So I was singing just a while ago. I'm in my room alone right now. Just a while ago my sister came into my room from the living room and said "Could you please stop singing? Or sing quietly?"
There's nothing wrong with that.But what really irritates me is the fact that all they do is watch t.v.!
If it's not t.v. it's on the computer. But mainly t.v.
Sometimes I would do it, but it just leaves me feeling unproductive. I'm not claiming to be one who doesn't just laze around.
But it just really frustrates me. When we come into the house, the first thing they do is go watch t.v.
It makes me sad because they consider this the family get-together. I actually like to do things. But since this is all we did growing up (eat dinner, watch t.v., go our separate ways, which consisted of watching t.v. in another room) it's very tiring for me. So I just spend all my time in my room. Either reading or watching videos on youtube, sighing and being annoyed by the loud t.v. outside my bedroom.
Usually I just sing in my room for hours. So sometimes I watch videos, or I'll draw or I'll blog or knit. I want to learn cooking. This house is driving me nuts. It's like, not a REAL family. It's annoying.
My older sister recently started going out with me and my younger sister. She complained about the same thing I am. At the fact that my mom always makes up and excuse not to do anything with us.
Oh! I also started reading The perks of being a wildflower again. It's pretty good. I'm almost done.
I also visited the library. My younger sister came with me. I like the weather lately.
Actually, this makes me think of a funny story! When the lights go out when theirs a storm, I'm usually very happy hahahaha I always think "Yes!!" Because they won't have a choice but to talk about something.
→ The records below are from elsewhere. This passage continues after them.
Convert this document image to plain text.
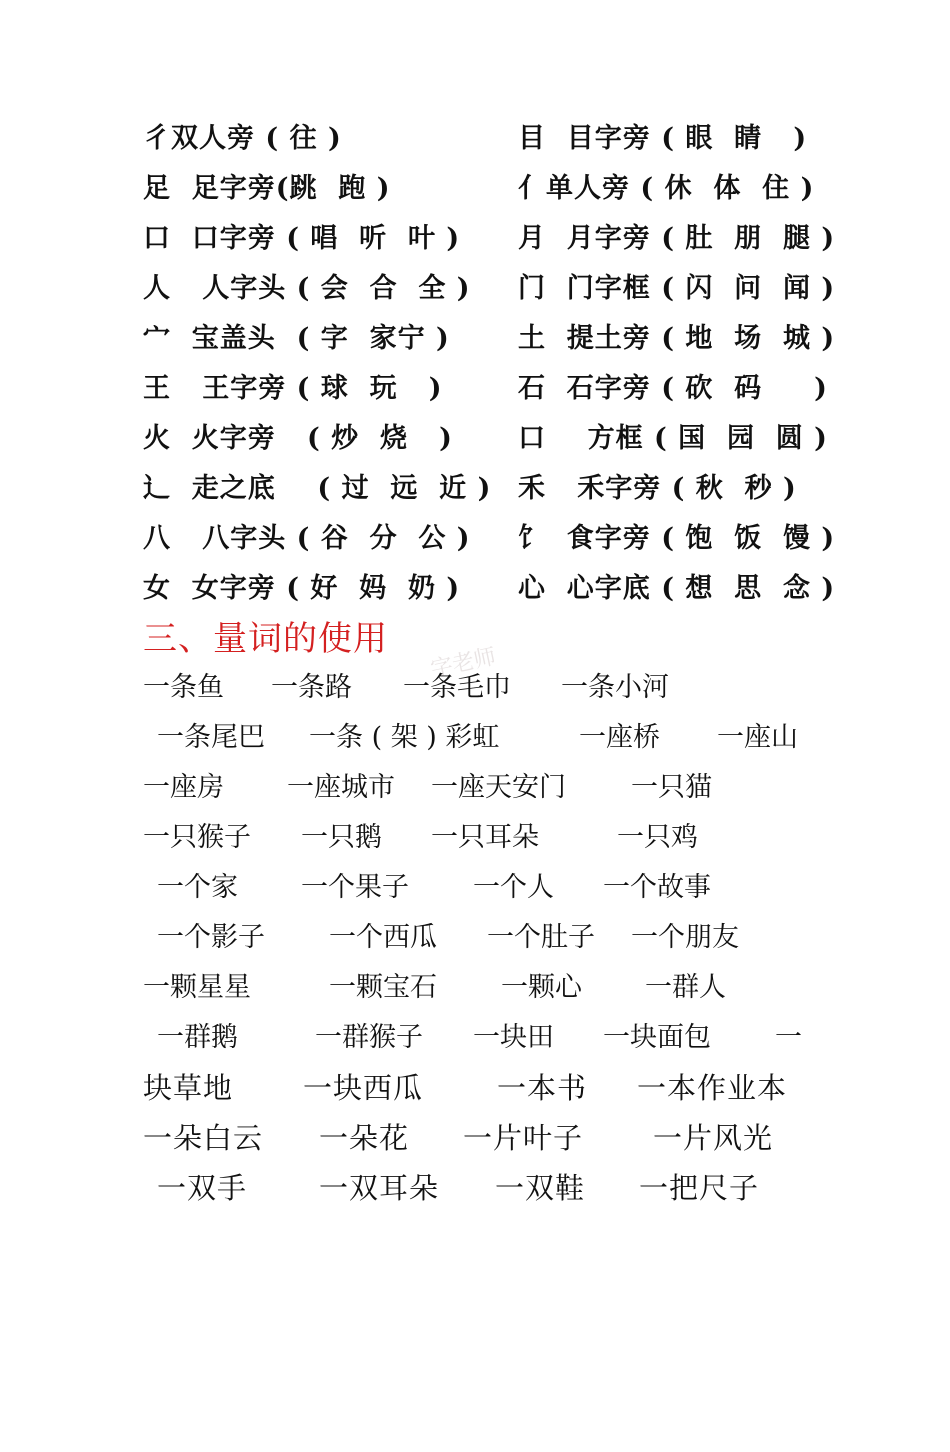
彳双人旁 ( 往 )	目  目字旁 ( 眼  睛   )
足  足字旁(跳  跑 )	亻单人旁 ( 休  体  住 )
口  口字旁 ( 唱  听  叶 ) 月  月字旁 ( 肚  朋  腿 )
人   人字头 ( 会  合  全 ) 门  门字框 ( 闪  问  闻 )
宀  宝盖头  ( 字  家宁 )	土  提土旁 ( 地  场  城 )
王   王字旁 ( 球  玩   )	石  石字旁 ( 砍  码     )
火  火字旁   ( 炒  烧   ) 口    方框 ( 国  园  圆 )
辶  走之底    ( 过  远  近 ) 禾   禾字旁 ( 秋  秒 )
八   八字头 ( 谷  分  公 ) 饣  食字旁 ( 饱  饭  馒 )
女  女字旁 ( 好  妈  奶 ) 心  心字底 ( 想  思  念 )
三、量词的使用
字老师

一条鱼

一条路

一条毛巾

一条小河

一条尾巴

一条 ( 架 ) 彩虹

	一座桥

一座山

一座房

一座城市

一座天安门

一只猫

一只猴子

一只鹅

一只耳朵

	一只鸡

一个家

一个果子

一个人

一个故事

一个影子

一个西瓜

一个肚子

一个朋友

一颗星星

	一颗宝石

一颗心

一群人

一群鹅

	一群猴子

一块田

一块面包

一

块草地

一块西瓜

	一本书

一本作业本

一朵白云

一朵花

一片叶子

一片风光

一双手

一双耳朵

一双鞋

一把尺子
Oh! Today I also visited the college again to get everything prepared. I have to turn that essay in soon. I spoke to her about having writers block and she told me to just start off with that. I will just write from my heart like I do here.She told me to have it in by Sunday evening. So I'll start on it now.
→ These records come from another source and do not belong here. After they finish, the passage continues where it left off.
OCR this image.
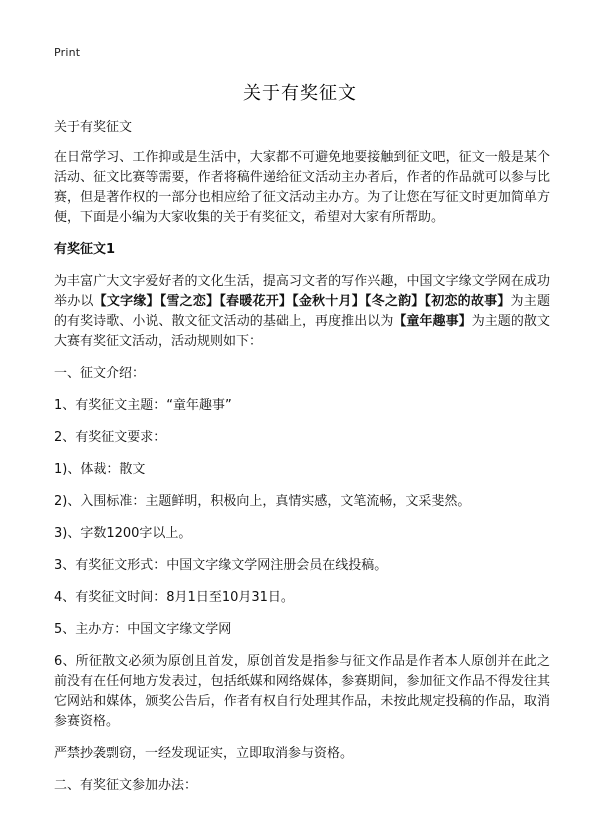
Print
关于有奖征文

关于有奖征文

在日常学习、工作抑或是生活中，大家都不可避免地要接触到征文吧，征文一般是某个活动、征文比赛等需要，作者将稿件递给征文活动主办者后，作者的作品就可以参与比赛，但是著作权的一部分也相应给了征文活动主办方。为了让您在写征文时更加简单方便，下面是小编为大家收集的关于有奖征文，希望对大家有所帮助。

有奖征文1

为丰富广大文字爱好者的文化生活，提高习文者的写作兴趣，中国文字缘文学网在成功举办以【文字缘】【雪之恋】【春暖花开】【金秋十月】【冬之韵】【初恋的故事】为主题的有奖诗歌、小说、散文征文活动的基础上，再度推出以为【童年趣事】为主题的散文大赛有奖征文活动，活动规则如下：

一、征文介绍：

1、有奖征文主题：“童年趣事”

2、有奖征文要求：

1)、体裁：散文

2)、入围标准：主题鲜明，积极向上，真情实感，文笔流畅，文采斐然。

3)、字数1200字以上。

3、有奖征文形式：中国文字缘文学网注册会员在线投稿。

4、有奖征文时间：8月1日至10月31日。

5、主办方：中国文字缘文学网

6、所征散文必须为原创且首发，原创首发是指参与征文作品是作者本人原创并在此之前没有在任何地方发表过，包括纸媒和网络媒体，参赛期间，参加征文作品不得发往其它网站和媒体，颁奖公告后，作者有权自行处理其作品，未按此规定投稿的作品，取消参赛资格。

严禁抄袭剽窃，一经发现证实，立即取消参与资格。

二、有奖征文参加办法：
I was a bit happy being there. While on the drive there I started to feel a little sick. My mom was being negative and it was making it difficult for me to breathe. I really don't like being around her where she's talking negatively about someone. She was talking badly about my older sister.
I just sat quietly, because every time I ask her to stop, she says no. So I just try to ignore her. When I got out of the car, I felt a bit better (slowly but surely) and I felt positive about the college.
I started to worry about being able to pay the amount of the beginning quarter. But I told myself I shouldn't worry about that now. Just keep an open mind to opportunities. Because if I worry, I stifle myself from seeing things. So I'll try harder.
Well, good night. I'm gonna work on that essay for a bit.